Phoenix, Arizona 3 juillet

J’ai terriblement chaud. J’ai la sensation d’étouffer, comme si on avait allumé un four au-dessus de moi. Je me réveille trempée de sueur, mon tee-shirt me colle à la peau. Le ventilateur ronronne faiblement, brasse un air brûlant qui ne sert à rien. Je tends la main pour attraper mon portable les paupières à peine ouvertes et vois qu’il est que sept heures du matin. J'ouvre l’application météo, inspire profondément et grogne malgré moi.

— Putain… il fait déjà trente degrés.

Et le pire, c’est qu’ils annoncent quarante-cinq degrés au plus chaud. Je me hisse péniblement hors du matelas posé à même le sol, dans un coin de la pièce. Mes muscles protestent, engourdis, lourd comme si la chaleur s’était infiltrée jusque dans mes os. Cela ne fait que quatre mois que je suis ici, et mon appartement ressemble plus du squat que d’un foyer chaleureux. Je ne l’ai pas décoré. Pas une photo, pas un rideau, rien aux murs. Les quelques affaires que j’ai amenées tiennent dans deux valises à peine défaites. C’est mieux comme ça. Si je dois repartir en pleine nuit, ce sera plus facile. J’aurais moins de choses à abandonner derrière moi.

En plus d’être une fournaise, l’appartement est très mal isolé du bruit. J’entends tout chez les voisins, leurs disputes qui explosent, les cris, les portes qui claquent. Et surtout leurs interminable réconciliations. Parfois, elles sont tellement bruyantes que j’ai l’impression qu’ils baisent directement contre le mur qui nous sépare.

La plupart du temps, je mets mes écouteurs et je laisse ma musique défiler jusqu’à ce que le sommeil finisse par m’emporter. Avec les maigres économies qui me restaient, c’était tout ce que j’ai pu me payer. Heureusement, le propriétaire n’a pas posé trop de questions. Si j’arrive à garder mon travail au club, je pourrai peut-être viser quelque chose d’un peu plus décent.

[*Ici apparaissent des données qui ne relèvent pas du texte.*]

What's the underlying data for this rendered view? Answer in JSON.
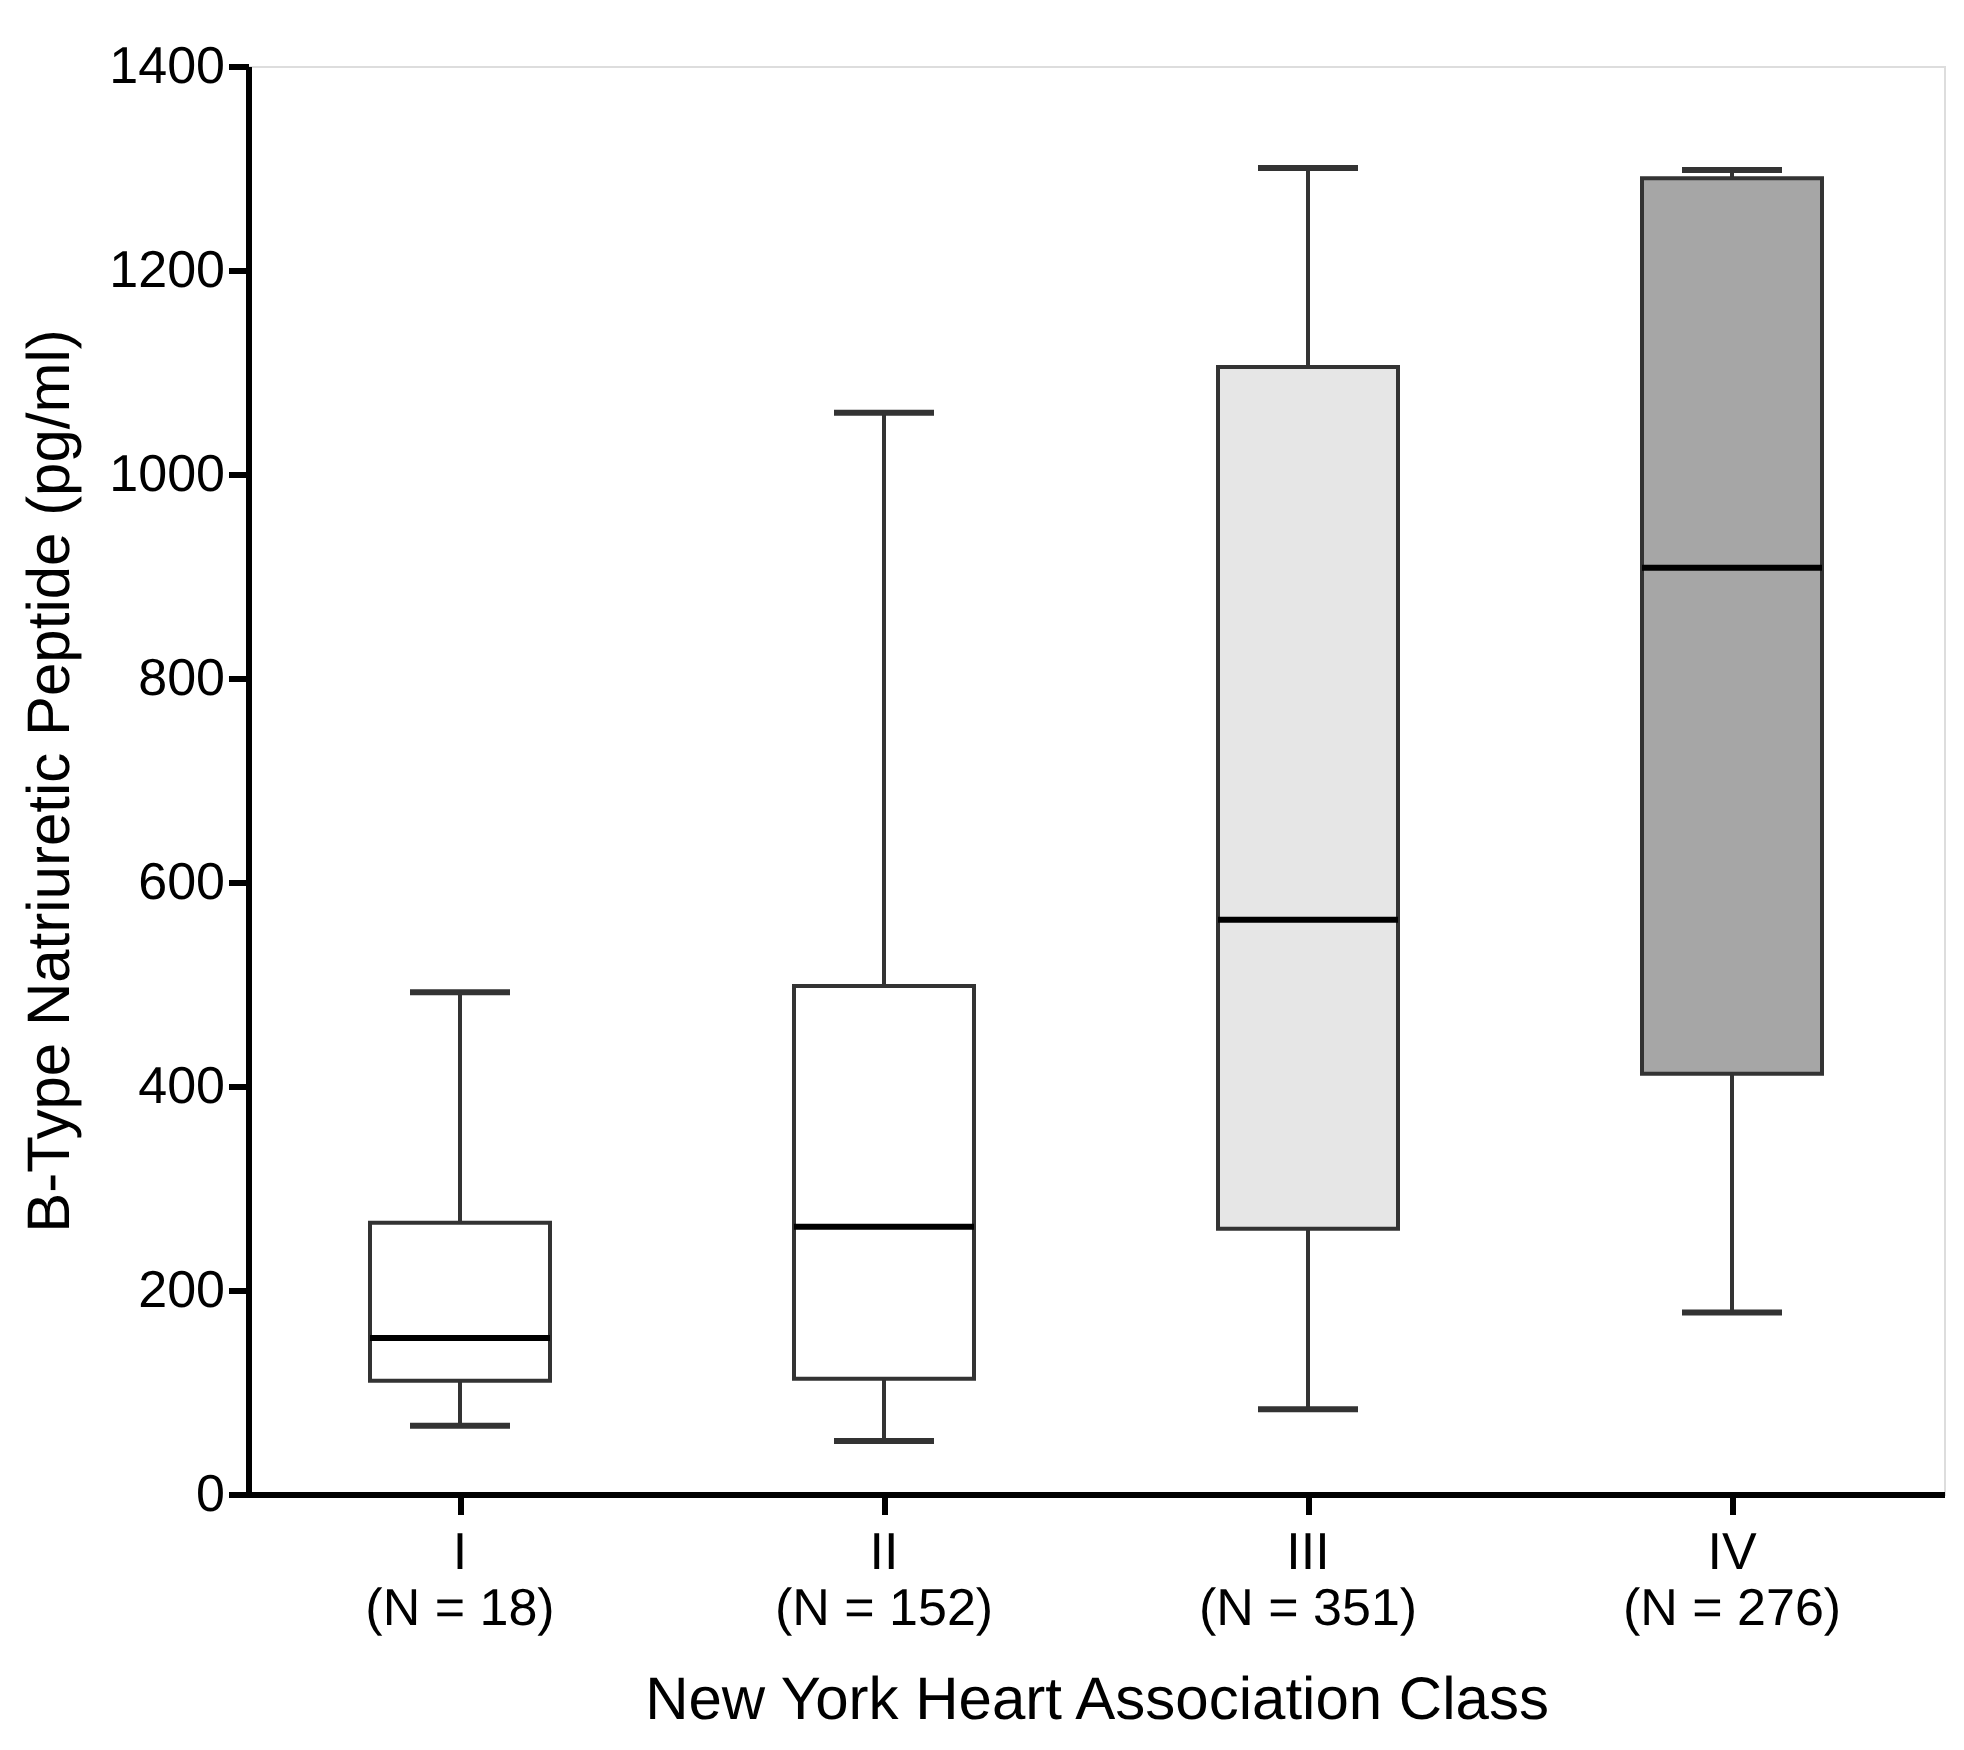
{
  "chart_data": {
    "type": "box",
    "xlabel": "New York Heart Association Class",
    "ylabel": "B-Type Natriuretic Peptide (pg/ml)",
    "categories": [
      "I\n(N = 18)",
      "II\n(N = 152)",
      "III\n(N = 351)",
      "IV\n(N = 276)"
    ],
    "boxes": [
      {
        "low": 67,
        "q1": 111,
        "median": 153,
        "q3": 266,
        "high": 492
      },
      {
        "low": 52,
        "q1": 113,
        "median": 262,
        "q3": 498,
        "high": 1060
      },
      {
        "low": 83,
        "q1": 260,
        "median": 563,
        "q3": 1105,
        "high": 1300
      },
      {
        "low": 178,
        "q1": 412,
        "median": 908,
        "q3": 1290,
        "high": 1298
      }
    ],
    "colors": [
      "#ffffff",
      "#ffffff",
      "#e6e6e6",
      "#a6a6a6"
    ],
    "ylim": [
      0,
      1400
    ],
    "yticks": [
      0,
      200,
      400,
      600,
      800,
      1000,
      1200,
      1400
    ],
    "grid": false
  }
}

Je traverse l’appart à pas traînants, pieds nus sur le linoléum tiède et ouvre la porte du frigo qui grince. J’attrape une bouteille d’eau froide, la plaque contre ma nuque une seconde. Aussitôt, la sensation de froid me tire un long soupir de soulagement. Ça me fait un bien fou.

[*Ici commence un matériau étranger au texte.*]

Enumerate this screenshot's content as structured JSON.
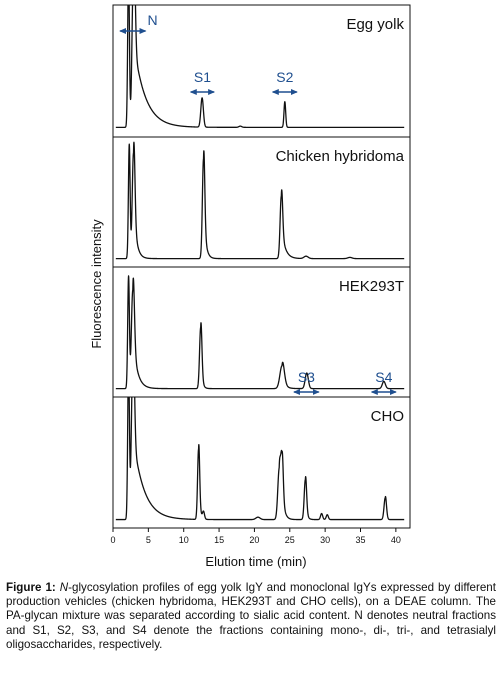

Il va vraiment falloir que je trouve une solution. J’avale plusieurs gorgées d’eau, avant de la remettre à sa place et remarque qu’il est presque vide. Il ne me reste plus de deux bouteilles d’eau, dont une à moitié vide, un yaourt douteux et un reste de sandwich. Il va falloir que je fasse deux trois courses, si je veux avoir quelque chose à me mettre sous la dent. Heureusement, avec cette chaleur écrasante, ma faim a diminué. C’est un des seuls points positifs de cette canicule.

Si je me dépêche, je pourrais aller au magasin avant d’aller au club. Je me débarrasse de mon tee-shirt poisseux et file sous la douche. L’eau, à peine froide, glisse sur ma peau brûlante. Je profite de cet instant pour fermer les paupières et l’espace d’une seconde, je peux de nouveau sentir Marco derrière moi. Ses bras m’encerclant, ses lèvres embrassant mon épaule. J’ouvre les yeux tandis qu’un frisson me traverse. L’eau ruisselle sur mon visage alors qu’un mélange de nostalgie et de quelque chose de plus acide se forme dans mon estomac. Mon cœur s’emballe, cogne trop fort dans ma poitrine, comme un poing contre un sac de frappe.

Est-ce qu’un jour, j’arrêterai de penser à lui ?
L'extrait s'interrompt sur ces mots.